School Resource Officer Jim Sticklen first called fire officials just after 9 a.m. to tell them he planned to pull the school’s fire alarm because employees detected a natural gas odor, said Alexandria Fire Capt. Eric Oeffler. The school was immediately evacuated, as called for in a newly updated emergency response plan.
School officials soon learned how critical that rapid evacuation was when firefighters arrived and detected not natural gas, but the potentially more lethal, odorless carbon monoxide gas.
“We picked up carbon monoxide,” Oeffler said. “… Our highest elevation for that was when we arrived. We had 48 parts per million, where there’s a rule of 35 parts per million over a one hour period before you start exhibiting symptoms.”
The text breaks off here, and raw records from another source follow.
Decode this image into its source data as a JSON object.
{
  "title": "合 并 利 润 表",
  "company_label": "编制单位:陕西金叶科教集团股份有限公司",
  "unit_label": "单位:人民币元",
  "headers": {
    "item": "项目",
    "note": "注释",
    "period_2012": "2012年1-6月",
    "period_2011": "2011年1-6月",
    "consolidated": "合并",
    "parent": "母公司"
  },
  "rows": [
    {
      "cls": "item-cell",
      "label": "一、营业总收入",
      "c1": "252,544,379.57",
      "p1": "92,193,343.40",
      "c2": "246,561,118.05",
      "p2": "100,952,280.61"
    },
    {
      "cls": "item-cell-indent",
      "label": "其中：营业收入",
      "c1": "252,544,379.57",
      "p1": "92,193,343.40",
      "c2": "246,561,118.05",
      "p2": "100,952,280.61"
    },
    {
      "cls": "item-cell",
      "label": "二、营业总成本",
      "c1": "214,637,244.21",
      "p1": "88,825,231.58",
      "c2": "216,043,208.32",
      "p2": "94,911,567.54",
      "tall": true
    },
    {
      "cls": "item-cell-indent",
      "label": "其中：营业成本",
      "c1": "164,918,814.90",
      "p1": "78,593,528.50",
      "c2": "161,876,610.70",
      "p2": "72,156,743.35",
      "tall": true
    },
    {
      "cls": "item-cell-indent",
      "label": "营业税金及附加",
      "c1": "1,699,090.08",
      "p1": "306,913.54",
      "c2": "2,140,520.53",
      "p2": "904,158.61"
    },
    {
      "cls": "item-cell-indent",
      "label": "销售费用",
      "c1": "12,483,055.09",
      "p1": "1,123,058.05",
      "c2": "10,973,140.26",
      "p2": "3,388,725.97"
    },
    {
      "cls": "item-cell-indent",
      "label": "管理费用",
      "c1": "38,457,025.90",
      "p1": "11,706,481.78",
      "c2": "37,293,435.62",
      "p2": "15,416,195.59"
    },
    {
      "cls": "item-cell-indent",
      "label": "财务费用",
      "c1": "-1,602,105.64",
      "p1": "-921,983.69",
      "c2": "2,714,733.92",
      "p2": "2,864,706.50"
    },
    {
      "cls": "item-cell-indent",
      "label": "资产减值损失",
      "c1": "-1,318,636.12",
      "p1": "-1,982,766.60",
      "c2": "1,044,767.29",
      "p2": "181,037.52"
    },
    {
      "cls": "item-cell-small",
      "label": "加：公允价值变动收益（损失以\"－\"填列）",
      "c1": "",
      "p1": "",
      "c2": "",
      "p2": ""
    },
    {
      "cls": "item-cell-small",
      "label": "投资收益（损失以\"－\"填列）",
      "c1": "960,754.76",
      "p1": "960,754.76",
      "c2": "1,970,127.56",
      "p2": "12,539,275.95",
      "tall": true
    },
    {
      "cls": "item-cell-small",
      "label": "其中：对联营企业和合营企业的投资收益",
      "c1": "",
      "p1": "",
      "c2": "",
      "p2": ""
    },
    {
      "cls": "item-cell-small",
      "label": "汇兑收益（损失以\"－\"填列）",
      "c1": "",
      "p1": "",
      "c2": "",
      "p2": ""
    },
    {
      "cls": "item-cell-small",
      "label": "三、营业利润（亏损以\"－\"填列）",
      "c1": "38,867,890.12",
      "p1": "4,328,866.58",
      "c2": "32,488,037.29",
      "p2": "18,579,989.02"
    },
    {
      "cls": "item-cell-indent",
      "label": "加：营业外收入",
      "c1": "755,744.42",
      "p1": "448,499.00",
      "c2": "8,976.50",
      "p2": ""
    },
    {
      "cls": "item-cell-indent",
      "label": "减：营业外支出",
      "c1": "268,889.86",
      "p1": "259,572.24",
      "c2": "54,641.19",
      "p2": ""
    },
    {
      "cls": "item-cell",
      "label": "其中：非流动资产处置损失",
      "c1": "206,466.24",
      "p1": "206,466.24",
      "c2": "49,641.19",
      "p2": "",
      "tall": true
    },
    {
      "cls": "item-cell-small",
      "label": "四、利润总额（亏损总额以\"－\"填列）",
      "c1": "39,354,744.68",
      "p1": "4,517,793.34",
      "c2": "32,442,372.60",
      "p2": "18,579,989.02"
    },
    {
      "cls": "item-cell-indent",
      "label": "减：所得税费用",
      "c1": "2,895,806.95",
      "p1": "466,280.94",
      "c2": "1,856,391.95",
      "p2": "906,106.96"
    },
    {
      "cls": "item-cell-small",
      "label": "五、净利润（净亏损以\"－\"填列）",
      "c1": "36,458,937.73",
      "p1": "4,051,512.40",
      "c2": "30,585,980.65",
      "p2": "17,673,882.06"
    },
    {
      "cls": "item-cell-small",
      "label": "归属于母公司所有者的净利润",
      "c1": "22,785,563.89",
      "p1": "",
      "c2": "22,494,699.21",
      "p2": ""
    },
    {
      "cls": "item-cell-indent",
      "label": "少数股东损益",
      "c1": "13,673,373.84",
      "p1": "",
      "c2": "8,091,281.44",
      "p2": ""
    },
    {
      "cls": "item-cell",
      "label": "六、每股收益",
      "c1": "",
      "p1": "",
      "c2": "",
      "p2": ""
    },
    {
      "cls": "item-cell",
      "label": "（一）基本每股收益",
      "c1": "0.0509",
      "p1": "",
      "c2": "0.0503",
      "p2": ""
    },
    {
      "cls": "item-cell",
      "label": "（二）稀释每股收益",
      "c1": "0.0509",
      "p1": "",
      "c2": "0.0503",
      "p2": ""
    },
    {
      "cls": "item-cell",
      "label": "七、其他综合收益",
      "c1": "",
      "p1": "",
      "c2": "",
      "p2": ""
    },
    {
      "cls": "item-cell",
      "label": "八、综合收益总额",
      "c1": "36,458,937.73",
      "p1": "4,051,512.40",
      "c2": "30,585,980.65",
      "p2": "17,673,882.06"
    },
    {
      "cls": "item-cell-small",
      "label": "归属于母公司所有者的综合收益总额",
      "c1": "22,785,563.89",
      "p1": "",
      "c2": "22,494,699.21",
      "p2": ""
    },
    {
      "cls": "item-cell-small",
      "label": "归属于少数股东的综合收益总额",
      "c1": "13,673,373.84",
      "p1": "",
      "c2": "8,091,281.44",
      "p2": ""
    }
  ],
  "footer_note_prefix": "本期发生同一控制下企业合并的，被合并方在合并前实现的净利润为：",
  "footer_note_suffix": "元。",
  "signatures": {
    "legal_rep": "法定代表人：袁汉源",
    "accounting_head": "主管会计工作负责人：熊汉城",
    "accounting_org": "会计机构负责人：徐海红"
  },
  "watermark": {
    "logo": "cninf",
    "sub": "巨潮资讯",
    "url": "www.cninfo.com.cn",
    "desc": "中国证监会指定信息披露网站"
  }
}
While students and staff were bused to nearby Campbell County High School, seven cafeteria workers were taken to St. Luke Hospital East in Fort Thomas and University Hospital in Cincinnati after they exhibited symptoms of carbon monoxide exposure. Oeffler said all those workers were conscious, but had symptoms including headache, nausea and throat pain.
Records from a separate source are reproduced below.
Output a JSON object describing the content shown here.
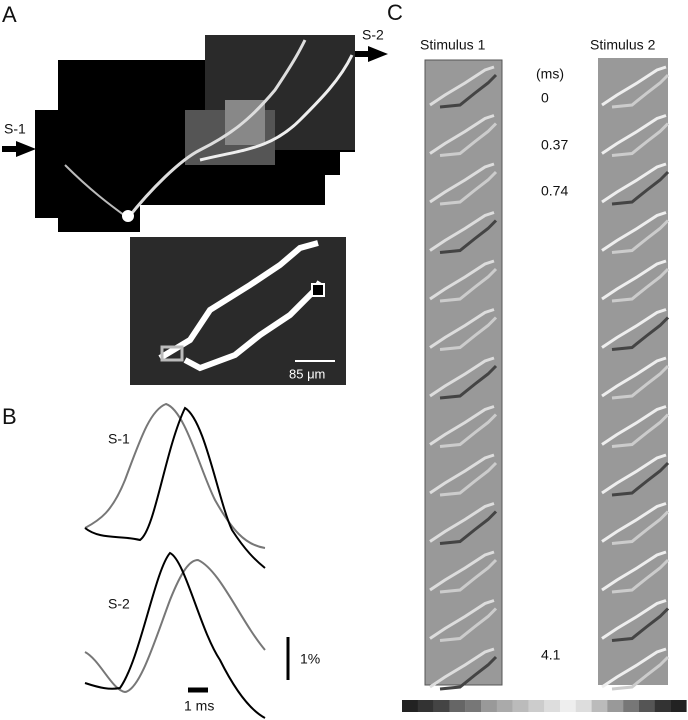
{
  "panel_a": {
    "label": "A",
    "arrow_right": "S-2",
    "arrow_left": "S-1",
    "scale_bar": "85 μm"
  },
  "panel_b": {
    "label": "B",
    "trace_top": "S-1",
    "trace_bottom": "S-2",
    "scale_vertical": "1%",
    "scale_horizontal": "1 ms"
  },
  "panel_c": {
    "label": "C",
    "columns": [
      "Stimulus 1",
      "Stimulus 2"
    ],
    "time_unit": "(ms)",
    "times": [
      "0",
      "0.37",
      "0.74",
      "4.1"
    ]
  }
}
None of the students or other staff reported symptoms, he said.
Oeffler said the source of the leak was tracked to a gas-powered, stainless steel food steamer in the cafeteria kitchen, which he said was shut off automatically when Sticklen triggered the school’s fire alarm. Oeffler and school officials said the middle school is not equipped with carbon monoxide alarms, although Oeffler said the staff were using hand-held carbon monoxide detectors when firefighters arrived.
Police, fire and school officials said their efforts over the last four months to update the school’s emergency response plan proved invaluable in managing Tuesday’s incident. However, Pryor acknowledged that the lack of carbon monoxide alarms at the middle school would likely be among the topics discussed at a debriefing Tuesday afternoon.
“We have (carbon monoxide) readers, we do not have alarms – although these are all things we are going to be discussing. …” Pryor said.
“It was a dangerous situation, but I think we were ahead of the game in some sense, because we started meeting with county emergency officials a year ago. … So, we actually updated our crisis plan and we were able to have that fresh in our minds and know how to execute it.”